# Powermac G4 qui s'allume plus



## Unutilisateurcommebeacoup (20 Septembre 2021)

Bonjour à tous 
J'ai récemment fait l'acquisition d'un powermac G4 et d'un studio display mais le problème c'est que quand j'aissaie d'allumer le Mac il la diode qui s'allume et des que lâche le bouton il s'éteint et sans Mac pas de studio display 

Merci d'avance


----------



## Pascal 77 (20 Septembre 2021)

Il te faut vérifier les tensions fournies par l'alim : +5V sur les fils rouges, +12V sur les jaunes, de mémoire +22V sur le blanc, et la masse sur les noirs. Je pense que le +5V ou le +12V ont un problème.


----------



## Invité (20 Septembre 2021)

J'ai le même avec les mêmes symptômes.
alim foutue…


----------



## gpbonneau (20 Septembre 2021)

Unutilisateurcommebeacoup a dit:


> Bonjour à tous
> J'ai récemment fait l'acquisition d'un powermac G4 et d'un studio display mais le problème c'est que quand j'aissaie d'allumer le Mac il la diode qui s'allume et des que lâche le bouton il s'éteint et sans Mac pas de studio display
> 
> Merci d'avance


Soit changer l'alimentation... soit un adaptateur DVI/ADC :


			https://www.leboncoin.fr/informatique/2001783073.htm
		



			https://www.leboncoin.fr/informatique/2029310095.htm
		

Pour le brancher sur un autre Mac en DVI...
(en cherchant bien, on trouve aussi des PowerMac ADC complet en état de marche dans les mêmes prix...)


----------



## Unutilisateurcommebeacoup (20 Septembre 2021)

Bonsoir,

On peut pas mettre une alim de pc (genre atx) si oui la quelle 

Merci d'avance


----------



## Pascal 77 (21 Septembre 2021)

Unutilisateurcommebeacoup a dit:


> Bonsoir,
> 
> On peut pas mettre une alim de pc (genre atx) si oui la quelle
> 
> Merci d'avance



Si, on peut, je l'avais fait sur mon PM G4 "Fw 800" naguère, mais toujours plus d'ASD ou d'ACD*, et plus de Firewire "auto-alimenté", car les alims PC ne fournissent pas le 22 V nécessaire à l'alimentation de ces parties du Mac. En ce qui me concerne, l'ACD que j'avais m'avait été donné avec l'adaptateur ADC vers DVI, donc, ça ne me posait pas de problème, le seul disque Fw "auto-alimentable" que j'avais ayant une prise d'alimentation externe.
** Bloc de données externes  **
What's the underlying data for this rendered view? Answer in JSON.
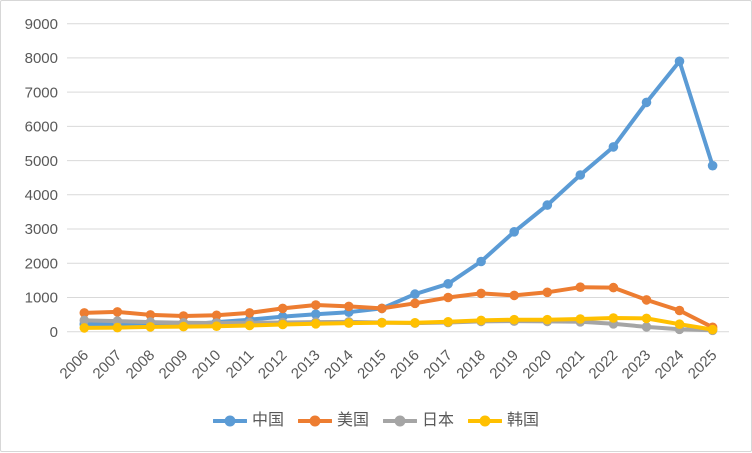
{
  "chart_data": {
    "type": "line",
    "title": "",
    "xlabel": "",
    "ylabel": "",
    "categories": [
      "2006",
      "2007",
      "2008",
      "2009",
      "2010",
      "2011",
      "2012",
      "2013",
      "2014",
      "2015",
      "2016",
      "2017",
      "2018",
      "2019",
      "2020",
      "2021",
      "2022",
      "2023",
      "2024",
      "2025"
    ],
    "series": [
      {
        "name": "中国",
        "color": "#5B9BD5",
        "values": [
          220,
          210,
          200,
          200,
          280,
          350,
          440,
          510,
          570,
          680,
          1100,
          1400,
          2050,
          2920,
          3700,
          4580,
          5400,
          6700,
          7900,
          4850
        ]
      },
      {
        "name": "美国",
        "color": "#ED7D31",
        "values": [
          550,
          580,
          490,
          460,
          480,
          550,
          680,
          780,
          740,
          680,
          830,
          1000,
          1120,
          1060,
          1150,
          1300,
          1290,
          930,
          620,
          130
        ]
      },
      {
        "name": "日本",
        "color": "#A5A5A5",
        "values": [
          330,
          310,
          280,
          260,
          255,
          260,
          270,
          280,
          285,
          270,
          250,
          270,
          300,
          310,
          300,
          290,
          230,
          140,
          70,
          40
        ]
      },
      {
        "name": "韩国",
        "color": "#FFC000",
        "values": [
          110,
          120,
          140,
          150,
          160,
          180,
          210,
          230,
          250,
          260,
          260,
          290,
          330,
          350,
          350,
          370,
          400,
          390,
          220,
          60
        ]
      }
    ],
    "ylim": [
      0,
      9000
    ],
    "y_ticks": [
      0,
      1000,
      2000,
      3000,
      4000,
      5000,
      6000,
      7000,
      8000,
      9000
    ],
    "grid": true,
    "legend_position": "bottom",
    "x_tick_rotation_deg": 45
  },
  "style": {
    "grid_color": "#d9d9d9",
    "axis_text_color": "#595959",
    "background": "#ffffff",
    "border_color": "#d7d7d7"
  }
}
Autre problème : impossible de caser l'alimentation à l'intérieur du boîtier du Mac, ça cause trop de problèmes de refroidissement (c'est vrai que le mien était un bi-processeur à 1,42 Ghz, mais même avec un mono-processeur je ne tenterais pas le diable, le circuit de refroidissement des Mac étant largement plus élaboré que celui des  boîtiers PC, une alim de forme différente que celle d'origine, et donc placée ailleurs dans le boîtier, et y soufflant directement son air chaud (l'alim d'origine envoie son air chaud directement à l'extérieur du boîtier) le perturberait gravement.

(*) Apple Studio Display et Apple Cinema Display, et ADC = Apple Display Connector


----------



## Unutilisateurcommebeacoup (21 Septembre 2021)

Tu connais les modèles de l'alimentation ?

Voici la référence de la mienne


----------



## Pascal 77 (21 Septembre 2021)

Ah oui, le blanc, c'est +25V, pas +22V.

Non, je pourrais le trouver, mais vu qu'il ne se fait plus depuis longtemps, ça ne t'avancerait pas.


----------



## Unutilisateurcommebeacoup (12 Octobre 2021)

bonjour,

j'ai finalement vendu le powermac g4 et j'ai gardé l'écran et il marche !!! 
j'ai payé un adaptateur 12$ officiel sur Ebay (en vrai de l'état des état unis à Montréal c'est rapide) mais j'ai un petit soucis : lorsque que que je le connecte sur mon mbp 15 mi 2015 je trouve la luminosité assez faible et quand j'appuie sur le bouton luminosité il y a la petite diode blanche mais la luminosité ne bouge pas et dans préférence système je peut pas réglé la luminosité (voir photo) pour info je suis sous big sur 11.6

merci d'avance


----------



## dandu (14 Octobre 2021)

La gestion de la luminosité avait disparu avec Mountain Lion (enfin, dès Mavericks, du coup). Mais normalement ça démarre au max. Par contre, c'est clair que c'est des écrans avec luminisoté max hyper faible par rapport aux standards actuels


----------



## Unutilisateurcommebeacoup (6 Novembre 2021)

Bonjour,

Désolé pour la réponse tardive mais j'ai finalement tout vendu pour une centaine de dollars


----------